Where candidates fail
The most common weakness is treating stability as a loading calculation exercise rather than a command decision. Candidates can quote GM and GZ but cannot explain what they would do with the information, or how they would recognise a deteriorating stability situation at sea. Examiners also catch candidates who do not know where their stability information lives on board, or who conflate the Inclining Experiment, the Stability Booklet, and the Loading Manual as if they are the same document.
The approved stability information
Every vessel must carry approved stability information — for yachts operating under the Red Ensign Group Yacht Code (REG YC Part A, which superseded LY3) this is provided in the Stability Booklet (sometimes called the Trim and Stability Booklet). This is a flag-state approved document produced from the Inclining Experiment or, for series-built yachts, from a sister-ship experiment with a lightweight survey. It is not optional and must be available to the Master at all times. The Master is responsible for ensuring the vessel is operated within its approved limits.
Key contents to know:
- Lightship displacement and LCG/VCG from the inclining experiment
- Maximum permissible KG or minimum permissible GM curves against displacement
- Hydrostatic tables and cross-curves of stability (KN curves)
- Sample loading conditions showing compliant and, where relevant, limiting cases
- Free surface correction methodology
- Any vessel-specific operational limits (e.g. maximum angle of heel in a turn, stabiliser restrictions)
Working knowledge in practice
At command level the examiner expects you to demonstrate that you use this information, not merely possess it.
Before departure: Calculate or verify the departure and arrival condition.
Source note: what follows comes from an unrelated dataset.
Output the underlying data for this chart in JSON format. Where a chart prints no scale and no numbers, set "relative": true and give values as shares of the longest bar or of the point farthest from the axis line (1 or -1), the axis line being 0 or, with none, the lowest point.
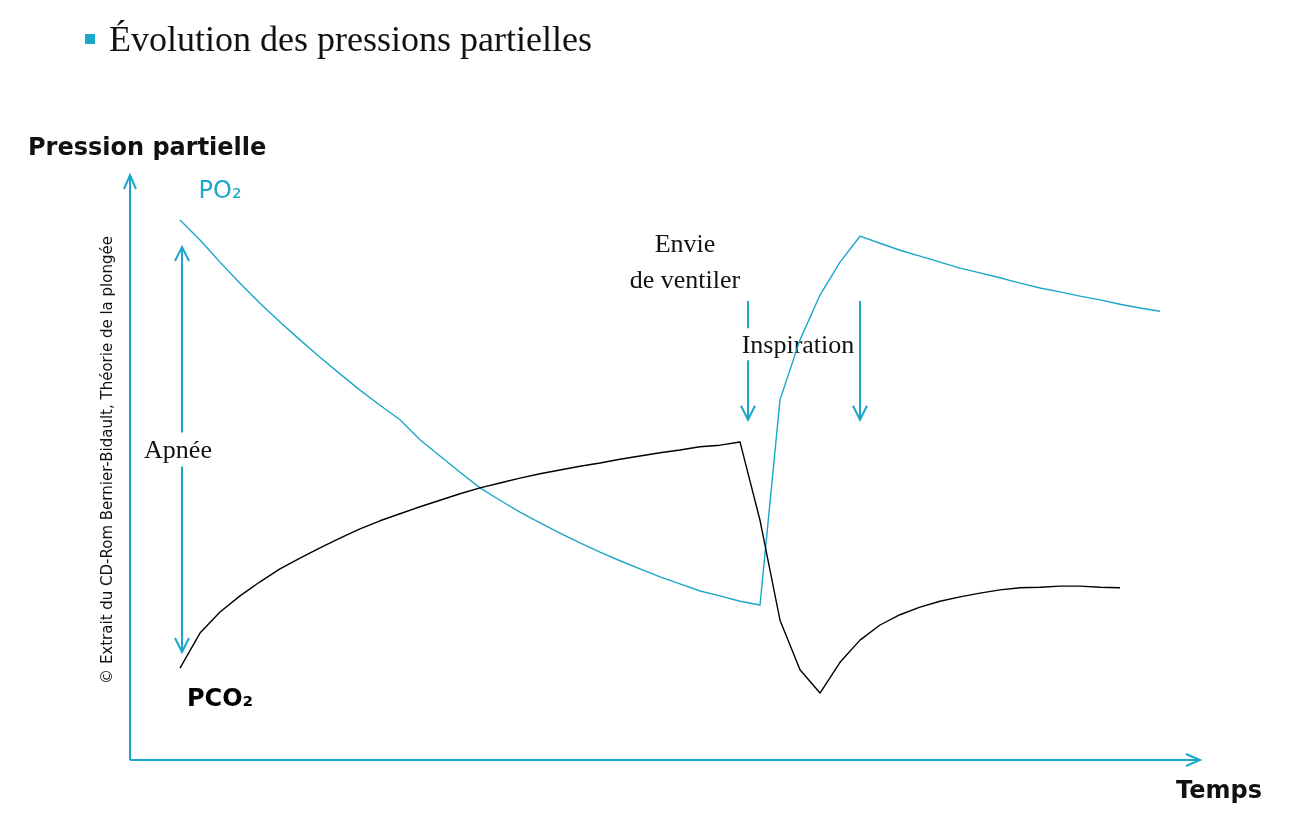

Check KG (or GM) against the approved curve for the actual displacement. Verify the vessel is in positive, adequate stability — not just technically compliant.
Free surface effect: Any slack tank degrades GM. Minimise the number of slack tanks simultaneously. Filling or emptying tanks to a known state is a stability management decision, not just a fuel management one.
Trim: A vessel may be stable but trimmed in a way that impairs steering, propeller emergence, or watertight integrity of openings. Trim affects the freeboard at the bow and stern — a command consideration, not merely a comfort issue.
At sea: Loading changes (stores consumed, fuel burned, water made/used, catch embarked, anchors deployed) alter displacement, KG and trim continuously. The Master must understand the direction of change and when a recalculation is warranted.
Intact vs. damage stability: The booklet addresses intact stability. The Master must know the vessel's subdivision characteristics and, where a damage stability booklet or SOLAS equivalence documentation exists, where it is and how to interpret it.
Recognising a problem: Sluggish return from a roll, a persistent list with no obvious cause, unusual sensitivity to beam seas — these are the practical cues that send a competent Master to the stability booklet, not away from it.